The new series will be presented on a digital Web channel before it’s sold to a TV outlet.
Hansen had shopped the new series around to different TV networks and syndicators, but found that “the best way to do this is shoot the next investigation and show that we have it.” It also gives him creative control and ownership of the program, something he would not have if he produced it through a news organization.
“What it really illustrates is that there are multiple paths to funding, production and even distribution today, compared to the hammerlock that legacy media once applied and enjoyed,” said Andrew Heyward, a former CBS News president who now advises companies on digital strategy.
Hansen isn’t going it alone in the project.

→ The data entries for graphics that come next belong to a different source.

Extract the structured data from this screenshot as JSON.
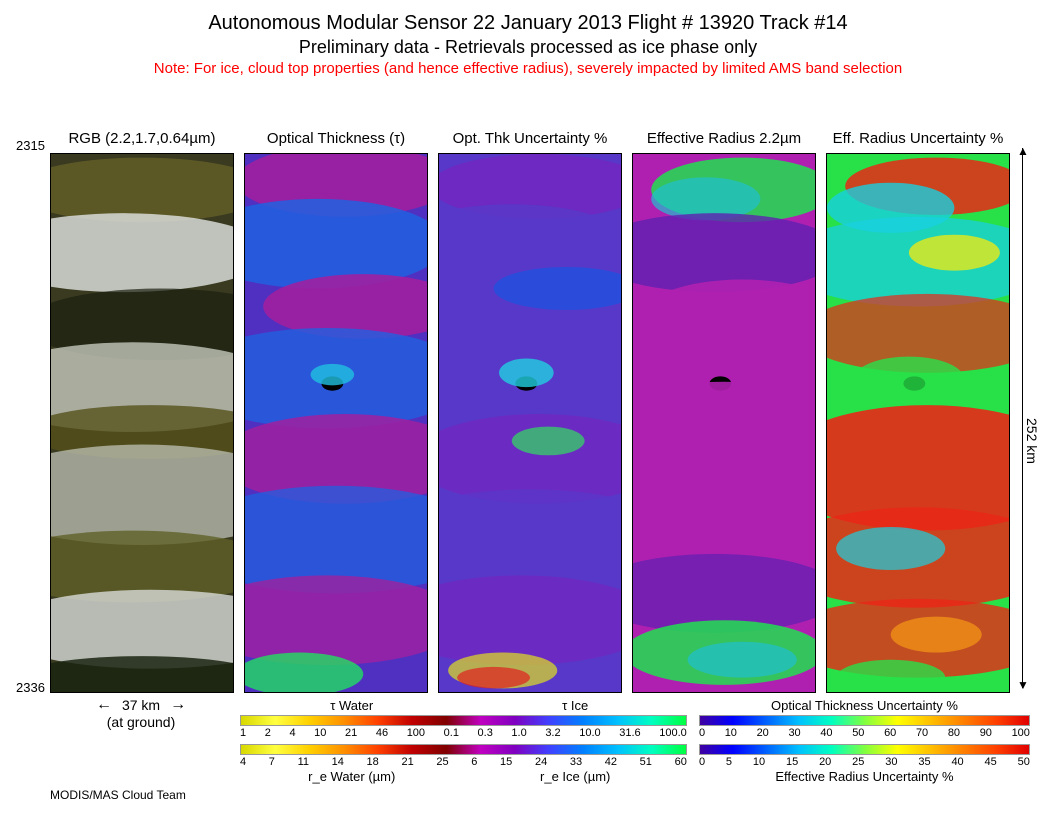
{
  "title": {
    "main": "Autonomous Modular Sensor  22 January 2013  Flight # 13920 Track #14",
    "sub": "Preliminary data - Retrievals processed as ice phase only",
    "note": "Note: For ice, cloud top properties (and hence effective radius), severely impacted by limited AMS band selection"
  },
  "y_axis": {
    "top_tick": "2315",
    "bottom_tick": "2336"
  },
  "width_scale": {
    "label": "37 km",
    "sublabel": "(at ground)"
  },
  "right_scale": {
    "label": "252 km"
  },
  "footer": "MODIS/MAS Cloud Team",
  "panels": [
    {
      "title": "RGB (2.2,1.7,0.64µm)"
    },
    {
      "title": "Optical Thickness (τ)"
    },
    {
      "title": "Opt. Thk Uncertainty %"
    },
    {
      "title": "Effective Radius 2.2µm"
    },
    {
      "title": "Eff. Radius Uncertainty %"
    }
  ],
  "colorbars": {
    "row1": {
      "left": {
        "title_left": "τ Water",
        "title_right": "τ Ice",
        "ticks": [
          "1",
          "2",
          "4",
          "10",
          "21",
          "46",
          "100",
          "0.1",
          "0.3",
          "1.0",
          "3.2",
          "10.0",
          "31.6",
          "100.0"
        ],
        "gradient": "linear-gradient(to right, #d8d800,#ffff40,#ffd000,#ff9000,#ff4000,#c00000,#800000,#c000c0,#8000c0,#4040ff,#0080ff,#00c0ff,#00ffc0,#00ff40)"
      },
      "right": {
        "title_full": "Optical Thickness Uncertainty %",
        "ticks": [
          "0",
          "10",
          "20",
          "30",
          "40",
          "50",
          "60",
          "70",
          "80",
          "90",
          "100"
        ],
        "gradient": "linear-gradient(to right, #4000a0,#0000ff,#0060ff,#00c0ff,#00ffc0,#80ff40,#ffff00,#ffc000,#ff8000,#ff4000,#e00000)"
      }
    },
    "row2": {
      "left": {
        "label_left": "r_e Water (µm)",
        "label_right": "r_e Ice (µm)",
        "ticks": [
          "4",
          "7",
          "11",
          "14",
          "18",
          "21",
          "25",
          "6",
          "15",
          "24",
          "33",
          "42",
          "51",
          "60"
        ],
        "gradient": "linear-gradient(to right, #d8d800,#ffff40,#ffd000,#ff9000,#ff4000,#c00000,#800000,#c000c0,#8000c0,#4040ff,#0080ff,#00c0ff,#00ffc0,#00ff40)"
      },
      "right": {
        "label_full": "Effective Radius Uncertainty %",
        "ticks": [
          "0",
          "5",
          "10",
          "15",
          "20",
          "25",
          "30",
          "35",
          "40",
          "45",
          "50"
        ],
        "gradient": "linear-gradient(to right, #4000a0,#0000ff,#0060ff,#00c0ff,#00ffc0,#80ff40,#ffff00,#ffc000,#ff8000,#ff4000,#e00000)"
      }
    }
  },
  "panel_colors": {
    "rgb": {
      "dark": "#1a2010",
      "olive": "#55501a",
      "lightcloud": "#d8dcd8",
      "shadow": "#303828"
    },
    "tau": {
      "low": "#a020a0",
      "mid": "#5030c0",
      "high": "#2060e0",
      "cyan": "#20c0e0",
      "green": "#20e060",
      "black": "#000000"
    },
    "unc": {
      "base": "#5838c8",
      "violet": "#7028c0",
      "blue": "#2050e0",
      "cyan": "#20d0e0",
      "green": "#30e060",
      "yellow": "#e0e020",
      "red": "#e02020",
      "black": "#000000"
    },
    "reff": {
      "mag": "#b020b0",
      "purple": "#6020b0",
      "blue": "#3040d0",
      "cyan": "#20c0d0",
      "green": "#20e050",
      "black": "#000000"
    },
    "runc": {
      "red": "#e82818",
      "orange": "#f09018",
      "yellow": "#e8e818",
      "green": "#28e048",
      "cyan": "#18d0e0",
      "blue": "#1860e0",
      "black": "#000000"
    }
  }
}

He’s getting an assist from his agency, William Morris Endeavor, which now has an entire unit dedicated to helping talent develop strategies and manage their crowd-funding campaigns.
“We’re trying to help our clients connect with fans who want to help bring their projects to life,” said Erin Erenberg, director of crowd funding at William Morris Endeavor.
The agency helped launched campaigns that secured funding for documentaries made by Steve Buscemi and Ricki Lake. It was also involved in the funding campaign for “TableTop,” the Web video series in which Wil Wheaton plays board games with celebrity guests.
Erenberg believes that “Predator” fits the profile of established pop culture fixtures that become crowd-funded projects, such as the TV series “Veronica Mars” which was turned into a crowd-funded feature film. The project has to generate enough passion from fans that they are willing to make a financial contribution to see it return in some form.
“There has definitely been a trend of bringing back content that people feel has gone too soon,” Erenberg said.
“To Catch a Predator” became a hit franchise for NBC News when it started airing on “Dateline NBC” in 2004.
NBC News conducted the investigations with the help of a civilian watchdog group called Perverted-Justice and local police in the towns and cities where the stings were set up.
Through online chat rooms, potential predators were lured by decoys to the sting locations. Hansen confronted the suspects with his signature line, “Have a seat.” After a chat with the correspondent, the suspects were arrested by local police, while a camera crew captured it all.
Hansen did his last investigation in December 2008. But “Predator” remained a viewer favorite for years afterward in repeats on cable channel MSNBC. It was also sold by NBC to broadcasters around the world, taking in well over $10 million. Nearly every segment can still be found online via YouTube.
Hansen’s predator-busting persona was immortalized on “The Simpsons” and “South Park.” His name even came up in a gag delivered by comic Kevin Hart during the recent roast of Justin Bieber on Comedy Central.
People he meets still ask him when they will see a new edition of “Predator.” “Most of them don’t even know that I’m no longer with NBC News,” said Hansen, who left the network in 2013.
But Hansen said there are reasons other than viewer demand to revive the “Predator” concept.
“When we did it before, there were chat rooms on AOL and Yahoo,” he said. “Now there are 22 ways to communicate online.”
The team that Hansen used for “To Catch a Predator” was at the forefront of Internet safety. Del Harvey, one of the young women who posed as a decoy in the sting operations, oversees online security at Twitter.
Hansen already has a sponsor for the new series, business and legal research provider LexisNexis.
Contributors to the “Hansen vs. Predator” Kickstarter campaign will be offered the usual crowd-funding incentives such as a logo-emblazoned T-shirt, a coffee mug or an invitation for a private screening of “Hansen vs. Predator” with Hansen and his crew.
But true “Predator” aficionados are likely to want to shell out $150 for Hansen to provide an outgoing message for their voice mail.